しかもあのオヤジ、いっつも女子のスカートガン見して気持ち悪い。
「えーと、次は19番・・・・」
次は私かぁ。
「溝口。今日はいないのかー?」
ああもう、今行くから待ってろよ。
「はいはーい、今行きまーす」
私は椅子から立ち上がって先生のところまで行く。席が1番後ろだから教卓まで行くのが面倒だ。
1人、2人、3人と同級生の横を通り過ぎ、先生のもとへ近づいていく。
1番前の席にいる新生 天弥の横を通り過ぎたとき、子供の頃からたまに感じる電撃的なものがとても強く感じた。私はすかさず彼の方を振り返る。
「な、なに?」
彼は間抜けな顔でそう言った。
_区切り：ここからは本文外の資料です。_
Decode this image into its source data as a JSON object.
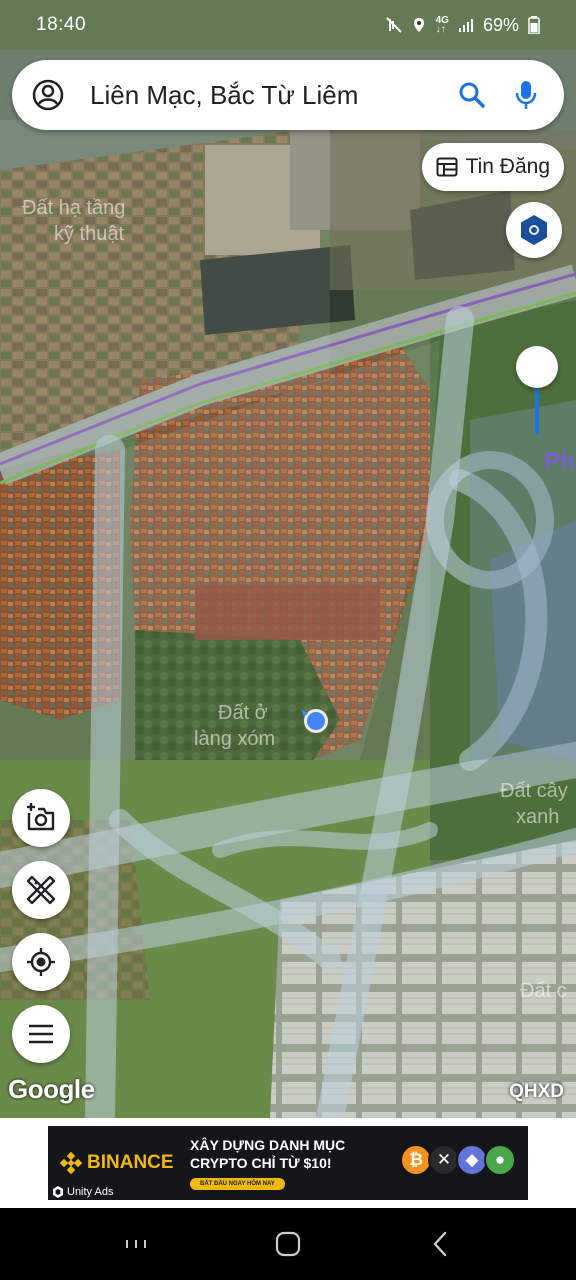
{
  "status_bar": {
    "time": "18:40",
    "battery": "69%",
    "icons": [
      "mute-icon",
      "location-icon",
      "4g-icon",
      "signal-icon",
      "battery-icon"
    ]
  },
  "search": {
    "query": "Liên Mạc, Bắc Từ Liêm",
    "icons": [
      "account-icon",
      "search-icon",
      "mic-icon"
    ]
  },
  "chip": {
    "label": "Tin Đăng",
    "icon": "listing-icon"
  },
  "map": {
    "overlay_labels": [
      "Đất hạ tầng",
      "kỹ thuật",
      "Đất ở",
      "làng xóm",
      "Đất cây",
      "xanh",
      "Đất c",
      "Ph"
    ],
    "google_logo": "Google",
    "code": "QHXD",
    "colors": {
      "accent": "#1a73e8",
      "location_dot": "#4285f4",
      "layers_icon": "#1a4f9c"
    }
  },
  "tools": {
    "icons": [
      "add-photo-icon",
      "measure-icon",
      "my-location-icon",
      "menu-icon"
    ]
  },
  "ad": {
    "brand": "BINANCE",
    "headline_line1": "XÂY DỰNG DANH MỤC",
    "headline_line2": "CRYPTO CHỈ TỪ $10!",
    "cta": "BẮT ĐẦU NGAY HÔM NAY",
    "network": "Unity Ads",
    "brand_color": "#f0b90b"
  },
  "nav": {
    "icons": [
      "recents-icon",
      "home-icon",
      "back-icon"
    ]
  }
}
だが俄然変わりなく、電撃的なものが私の中で感じる。いままで感じたことも無いぐらい強烈に。
「おい溝口、あと詰まってるから早く来い」
禿げオヤジが私の名前をもう一度呼ぶ。
「あ、はーい。
ごめんね、顔にゴミ付いてるかと思った」
私はテキトーに嘘を吐いてその場を後にする。
私こと溝口 ナツは小さいころからこの電撃的なものが稀に頭の中で駆け巡ることがある。最初は嫌だったけど1年もすれば慣れてきて今では気にしなくなるほどだった。
でも今のはすごかった。頭どころか体中を駆け巡る感じがして、こんな感覚初めてだった。
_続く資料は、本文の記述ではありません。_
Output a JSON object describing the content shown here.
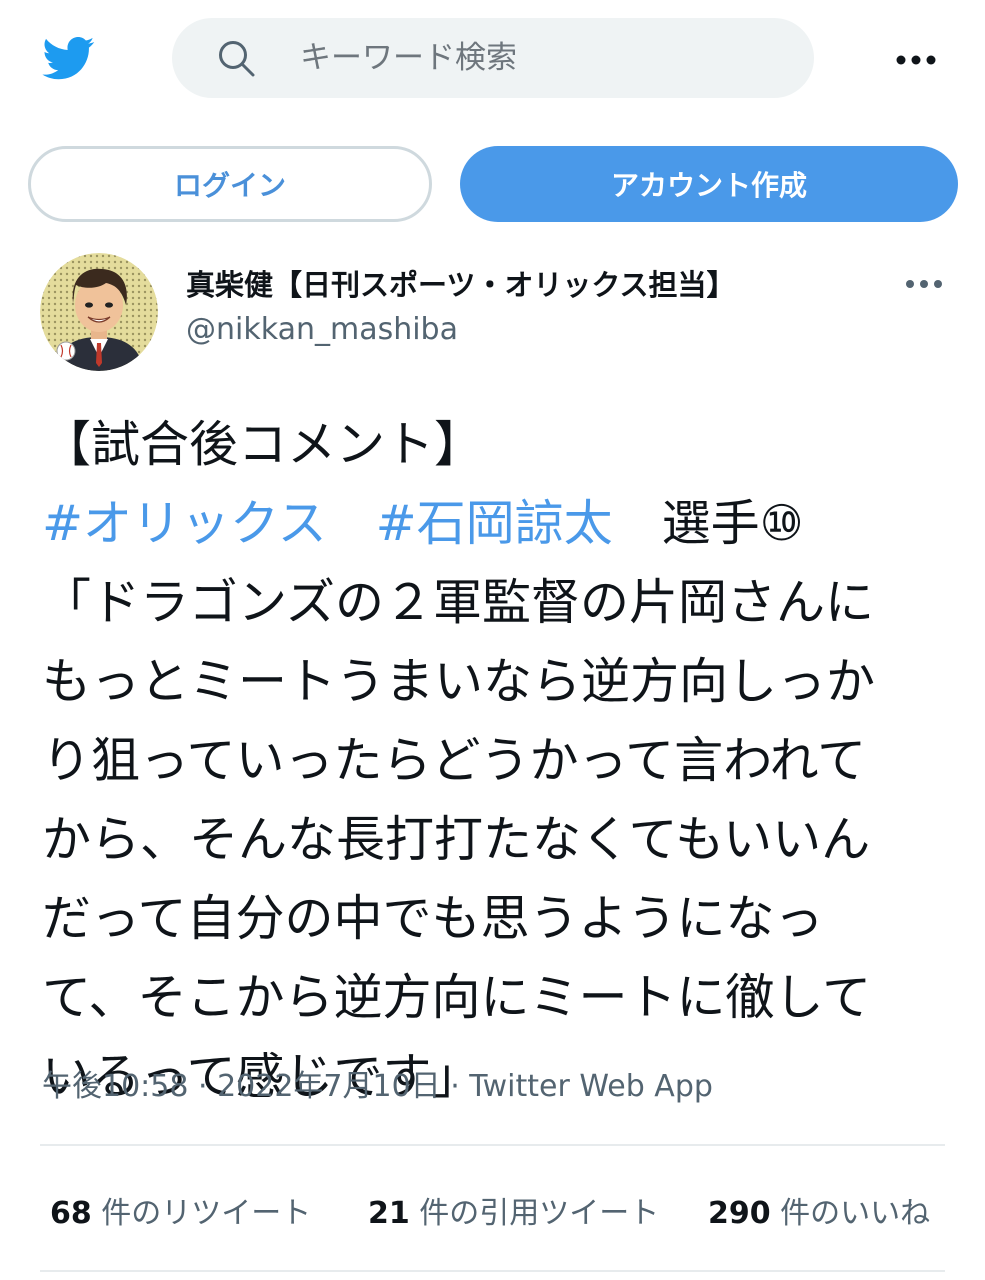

私はこの電撃的なのを運命の相手が近くにいるときに感じるものだと思っている。
もしかしてあの新生 天弥が私の運命の相手・・・・?
ないない。いっつも1人だし何考えてるか分からないし、テストの点数は無駄に高いし。ないわー
私は新生 天弥の席を避けるように自分の席に戻る。
はぁ・・・・あの禿げオヤジまた私の足ジロジロみて気持ち悪かったなぁ。
そのあと、いつも通り授業が進み5時間目、6時間目、清掃、ホームルームと、なにごともなく終わり私は帰りの支度をしていた。
「ねぇナツー、帰りに最近できたカフェ行かな~い?」
「あ知ってるぅ、タピオカが映えるとこでしょー?」
私の周りで友達2人が騒いでいる。この娘たちは良い子だが別に私はタピオカとか、映えとかに興味はない。なんなら今日は豚骨ラーメンが食べたいぐらいだ。だけど友好関係を崩さないためには最近の流行に敏感にならないといけない。
「えー、ちょー行・・・・」
そう言いかけたとき、新生 天弥の姿が目に映る。帰りの支度を誰よりも早くし、誰よりも早く教室から出ようとしている。
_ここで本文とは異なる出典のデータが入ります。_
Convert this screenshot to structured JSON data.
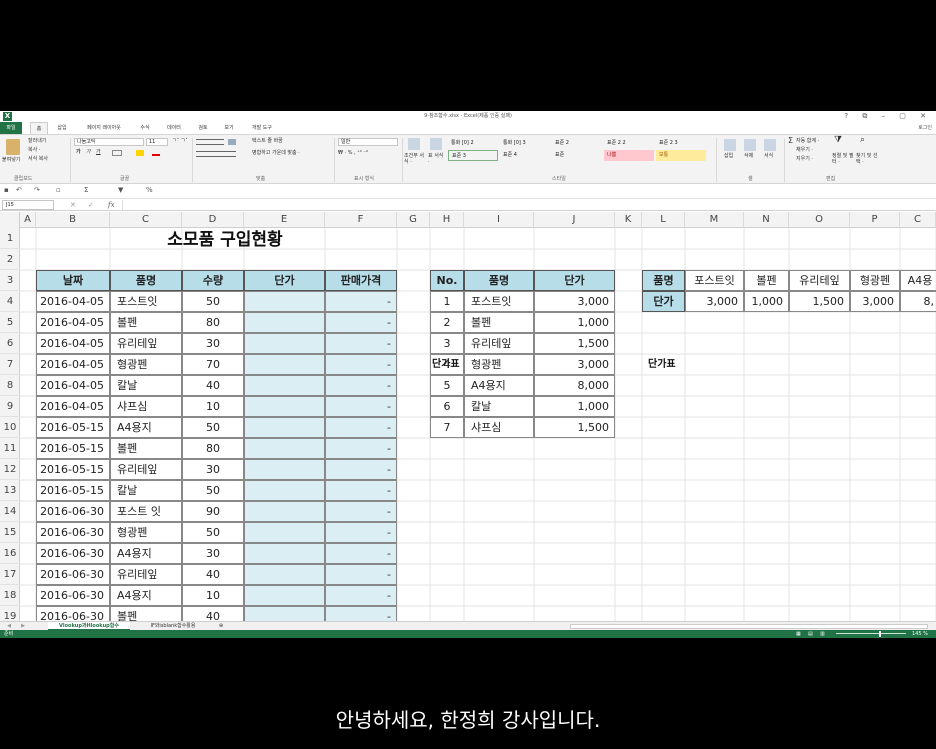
{
  "window": {
    "title": "9-참조함수.xlsx - Excel(제품 인증 실패)",
    "controls": "?  ⧉  –  ▢  ✕",
    "login": "로그인"
  },
  "tabs": [
    "파일",
    "홈",
    "삽입",
    "페이지 레이아웃",
    "수식",
    "데이터",
    "검토",
    "보기",
    "개발 도구"
  ],
  "ribbon": {
    "clipboard": {
      "paste": "붙여넣기",
      "cut": "잘라내기",
      "copy": "복사 ·",
      "format_painter": "서식 복사",
      "label": "클립보드"
    },
    "font": {
      "font_name": "나눔고딕",
      "font_size": "11",
      "bold": "가",
      "italic": "가",
      "underline": "가",
      "label": "글꼴"
    },
    "alignment": {
      "wrap": "텍스트 줄 바꿈",
      "merge": "병합하고 가운데 맞춤 ·",
      "label": "맞춤"
    },
    "number": {
      "format": "일반",
      "label": "표시 형식"
    },
    "styles": {
      "conditional": "조건부 서식 ·",
      "table": "표 서식 ·",
      "cells": [
        "통화 [0] 2",
        "통화 [0] 3",
        "표준 2",
        "표준 2 2",
        "표준 2 3",
        "표준 3",
        "표준 4",
        "표준",
        "나쁨",
        "보통"
      ],
      "label": "스타일"
    },
    "cells": {
      "insert": "삽입",
      "delete": "삭제",
      "format": "서식",
      "label": "셀"
    },
    "editing": {
      "autosum": "자동 합계 ·",
      "fill": "채우기 ·",
      "clear": "지우기 ·",
      "sort": "정렬 및 필터 ·",
      "find": "찾기 및 선택 ·",
      "label": "편집"
    }
  },
  "formula_bar": {
    "name_box": "J15",
    "formula": ""
  },
  "columns": [
    "A",
    "B",
    "C",
    "D",
    "E",
    "F",
    "G",
    "H",
    "I",
    "J",
    "K",
    "L",
    "M",
    "N",
    "O",
    "P",
    "C"
  ],
  "rows": [
    "1",
    "2",
    "3",
    "4",
    "5",
    "6",
    "7",
    "8",
    "9",
    "10",
    "11",
    "12",
    "13",
    "14",
    "15",
    "16",
    "17",
    "18",
    "19"
  ],
  "sheet": {
    "title": "소모품 구입현황",
    "main_headers": [
      "날짜",
      "품명",
      "수량",
      "단가",
      "판매가격"
    ],
    "main_rows": [
      {
        "date": "2016-04-05",
        "item": "포스트잇",
        "qty": "50",
        "price": "",
        "total": "-"
      },
      {
        "date": "2016-04-05",
        "item": "볼펜",
        "qty": "80",
        "price": "",
        "total": "-"
      },
      {
        "date": "2016-04-05",
        "item": "유리테잎",
        "qty": "30",
        "price": "",
        "total": "-"
      },
      {
        "date": "2016-04-05",
        "item": "형광펜",
        "qty": "70",
        "price": "",
        "total": "-"
      },
      {
        "date": "2016-04-05",
        "item": "칼날",
        "qty": "40",
        "price": "",
        "total": "-"
      },
      {
        "date": "2016-04-05",
        "item": "샤프심",
        "qty": "10",
        "price": "",
        "total": "-"
      },
      {
        "date": "2016-05-15",
        "item": "A4용지",
        "qty": "50",
        "price": "",
        "total": "-"
      },
      {
        "date": "2016-05-15",
        "item": "볼펜",
        "qty": "80",
        "price": "",
        "total": "-"
      },
      {
        "date": "2016-05-15",
        "item": "유리테잎",
        "qty": "30",
        "price": "",
        "total": "-"
      },
      {
        "date": "2016-05-15",
        "item": "칼날",
        "qty": "50",
        "price": "",
        "total": "-"
      },
      {
        "date": "2016-06-30",
        "item": "포스트 잇",
        "qty": "90",
        "price": "",
        "total": "-"
      },
      {
        "date": "2016-06-30",
        "item": "형광펜",
        "qty": "50",
        "price": "",
        "total": "-"
      },
      {
        "date": "2016-06-30",
        "item": "A4용지",
        "qty": "30",
        "price": "",
        "total": "-"
      },
      {
        "date": "2016-06-30",
        "item": "유리테잎",
        "qty": "40",
        "price": "",
        "total": "-"
      },
      {
        "date": "2016-06-30",
        "item": "A4용지",
        "qty": "10",
        "price": "",
        "total": "-"
      },
      {
        "date": "2016-06-30",
        "item": "볼펜",
        "qty": "40",
        "price": "",
        "total": "-"
      }
    ],
    "vlookup_title": "단가표",
    "vlookup_headers": [
      "No.",
      "품명",
      "단가"
    ],
    "vlookup_rows": [
      {
        "no": "1",
        "item": "포스트잇",
        "price": "3,000"
      },
      {
        "no": "2",
        "item": "볼펜",
        "price": "1,000"
      },
      {
        "no": "3",
        "item": "유리테잎",
        "price": "1,500"
      },
      {
        "no": "4",
        "item": "형광펜",
        "price": "3,000"
      },
      {
        "no": "5",
        "item": "A4용지",
        "price": "8,000"
      },
      {
        "no": "6",
        "item": "칼날",
        "price": "1,000"
      },
      {
        "no": "7",
        "item": "샤프심",
        "price": "1,500"
      }
    ],
    "hlookup_title": "단가표",
    "hlookup_row_labels": [
      "품명",
      "단가"
    ],
    "hlookup_items": [
      "포스트잇",
      "볼펜",
      "유리테잎",
      "형광펜",
      "A4용"
    ],
    "hlookup_prices": [
      "3,000",
      "1,000",
      "1,500",
      "3,000",
      "8,"
    ]
  },
  "sheet_tabs": [
    "Vlookup과Hlookup함수",
    "IF와isblank함수활용"
  ],
  "status": {
    "ready": "준비",
    "zoom": "145 %"
  },
  "subtitle": "안녕하세요, 한정희 강사입니다.",
  "colors": {
    "excel_green": "#217346",
    "header_fill": "#b7dee8",
    "blank_fill": "#dbeef4"
  }
}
そういえば、さっきの電撃的なのが本当にあいつからなのかまだ確認してなかった。
「ごめーん。私今日予定あったー、また今度いこー」
「え~絶対だよぉ?」
「マジ約束!」
残念がる2人を後に、私は急いで支度をしバレないように新生 天弥の後をついて行く。
新生天弥、あなたは本当に私の運命の人なのかしら。
女の子ってなんであんないい匂いするんですかね。僕の周りはみんな男しかいないので屁の臭いがします。まぁ大体僕の屁なんですけど。